There are few things more unexpectedly painful than having someone riding an e-scooter clip you in the stomach as they go zooming past with a barely audible “sorry” hanging in the air. These e-scooters, though their riders often less so, are essential in the fight against climate change, and it is crucial for lawmakers to understand that.
Bloomington has been intensely debating the role of and regulations on e-scooters ever since they arrived in September 2018. The issue of regulating the e-scooters at its core is that they exploded in popularity before anyone could write effective regulations for them.
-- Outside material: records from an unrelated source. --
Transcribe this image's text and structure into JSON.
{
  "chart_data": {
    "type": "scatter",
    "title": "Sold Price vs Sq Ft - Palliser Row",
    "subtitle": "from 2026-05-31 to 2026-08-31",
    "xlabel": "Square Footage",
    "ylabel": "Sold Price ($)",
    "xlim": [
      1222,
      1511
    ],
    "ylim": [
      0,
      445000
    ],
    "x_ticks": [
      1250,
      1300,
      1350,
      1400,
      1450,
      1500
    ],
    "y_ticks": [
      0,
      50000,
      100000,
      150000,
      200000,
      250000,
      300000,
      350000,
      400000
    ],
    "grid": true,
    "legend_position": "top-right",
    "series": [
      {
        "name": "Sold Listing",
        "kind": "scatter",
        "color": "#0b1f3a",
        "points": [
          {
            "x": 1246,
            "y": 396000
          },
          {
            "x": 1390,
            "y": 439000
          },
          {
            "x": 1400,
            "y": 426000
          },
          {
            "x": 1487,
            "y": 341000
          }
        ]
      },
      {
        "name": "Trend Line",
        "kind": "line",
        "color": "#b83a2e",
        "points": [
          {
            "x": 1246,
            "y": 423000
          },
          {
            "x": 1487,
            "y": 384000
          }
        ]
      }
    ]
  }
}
In 2018, Lime and Bird, two major e-scooter companies, crossed the 10 million ride mark each and dubbed 2018 the ‘year of the scooter.’ It was also the year when e-scooter companies were essentially kicked out of cities such as Beverly Hills and Boston. Riders love them, regulators hate them.
In all this talk, however, the mission in which these e-scooters were launched is often missed: to make cities greener and more livable. One might wonder how e-scooters littering the sidewalk make the city more livable, and the answer lies in the last mile problem.
The last mile refers to the section of a journey that usually needs to be made on foot after taking some sort of transit. For example, if you want to go to dinner on Fourth Street, you could take a bus to Dunn's Woods and walk, or you could drive and park somewhere closer. The last mile is much shorter if you drive as opposed to if you take the bus.
Here lies the problem. Cars are terrible for the environment, but they tend to be convenient. According to a Duke University study, if a 70-passenger bus is taken by 11 or more people, the amount of emissions generated per person are less than those created by someone driving themselves. But individuals are likely to have to walk a little bit after getting off the bus.
E-scooters have the potential to change this dynamic. Their promise lies in the fact that individuals can take these to catch a bus as well as after getting off one. The Natural Resources Defense Council, an environmental advocacy group, at least believes in this promise as it requests city governments to remember the potential of e-scooters in combating climate change.
It is not a guarantee that e-scooters will help complement public transit in Bloomington. In Portland, Oregon, they boosted the use of other public transit whereas in Austin, Texas, they have put the squeeze on a bike-based rental company.
This is why it is so important that the City Council not dampen e-scooters’ futures.
However, this is not to say that no regulation is needed. At a recent City Council meeting, Kaleb Crain, a Bloomington resident who requires an electric wheelchair, shared his frustrations with scooters as they block his path, sometimes dangerously so.
IU policy dictates that “Scooters may never be parked in pedestrian pathways, vehicle parking spaces, ADA ramps, stairwells, inside buildings, or locked to signs, light poles, fences, benches, handrails or other fixtures.” Many a scooter has been impounded for violating this policy.
Bloomington’s policy is that scooters should be parked in a bike rack and not block the right-of-way for anyone. It often goes unenforced, and the city should crowdsource it to be more effective. The city should make it so that if you record yourself putting a scooter back in the right spot, you get a reward. Even a minor reward could be incentive enough.
E-scooters are no panacea for the fight against climate change. However, they may just help soften the blow a little, and it is worth having them around long enough to find out.